Comme beaucoup de maisons ou de domaines bourguignons, Villamont vécut un vingtième siècle difficile et agité, fait de changements multiples de propriétaire jusqu’à son acquisition en 1964 par une famille suisse ambitieuse, les Schenck. Eux aussi ont des racines profondes. Tonneliers à l’origine, ils sont devenus vignerons et négociants. L’arrivée en Bourgogne est bien sûr vécue comme une étape essentielle dans leur développement entrepreneurial. À l’époque, comme chez beaucoup d’autres, l’ambition passe par le volume et Villamont (et d’autres marques acquises par la famille) va produire chaque année des millions de bouteilles alimentant l’inextinguible soif de la grande distribution. La Bourgogne, qui change profondément à la fin du vingtième siècle, se recentre heureusement sur la qualité, ce que la famille Schenck comprend.

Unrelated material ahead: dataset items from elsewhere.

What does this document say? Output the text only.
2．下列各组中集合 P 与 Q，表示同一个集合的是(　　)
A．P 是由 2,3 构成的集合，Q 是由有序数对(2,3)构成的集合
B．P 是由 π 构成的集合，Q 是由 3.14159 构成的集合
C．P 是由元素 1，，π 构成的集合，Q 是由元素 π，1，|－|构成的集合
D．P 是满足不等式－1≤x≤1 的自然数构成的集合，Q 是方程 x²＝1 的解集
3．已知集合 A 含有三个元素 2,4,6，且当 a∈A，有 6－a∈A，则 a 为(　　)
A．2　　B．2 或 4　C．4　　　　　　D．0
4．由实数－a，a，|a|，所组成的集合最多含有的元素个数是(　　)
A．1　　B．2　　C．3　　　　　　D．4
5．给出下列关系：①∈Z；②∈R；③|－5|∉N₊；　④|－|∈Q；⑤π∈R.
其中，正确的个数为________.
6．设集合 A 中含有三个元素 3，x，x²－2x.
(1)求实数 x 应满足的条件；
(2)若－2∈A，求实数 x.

En 2004, changement de cap avec la cession des activités de volume et un recentrage sur le domaine et des achats de raisin dans les meilleurs crus des deux côtes. La maison ne manque pas d’atouts en matière de patrimoine. Son vignoble en propre compte treize hectares, dont de magnifiques parcelles au-dessus de la propriété, avec en particulier le savigny premier cru Clos des Guettes en rouge et en blanc, mais aussi plusieurs premiers crus de Chambolle-Musigny et un demi-hectare en grands-échezeaux.

Des résultats spectaculaires
Jusqu’au début de cette décennie, la maison produit des vins solides, de garde, qu’elle complète avec des achats tout aussi sérieusement composés. Mais pour répondre à la volonté de la famille Schenck de faire de Henri de Villamont une référence, il faut atteindre une dimension supplémentaire. La première étape est viticole : passer l’ensemble du vignoble en agriculture bio, ce qui est aujourd’hui réalisé avec une certification obtenue en 2024. Le recrutement, il y a deux ans, d’un nouveau directeur et vinificateur, Vincent Bascou, a eu un impact spectaculaire sur le style des vins.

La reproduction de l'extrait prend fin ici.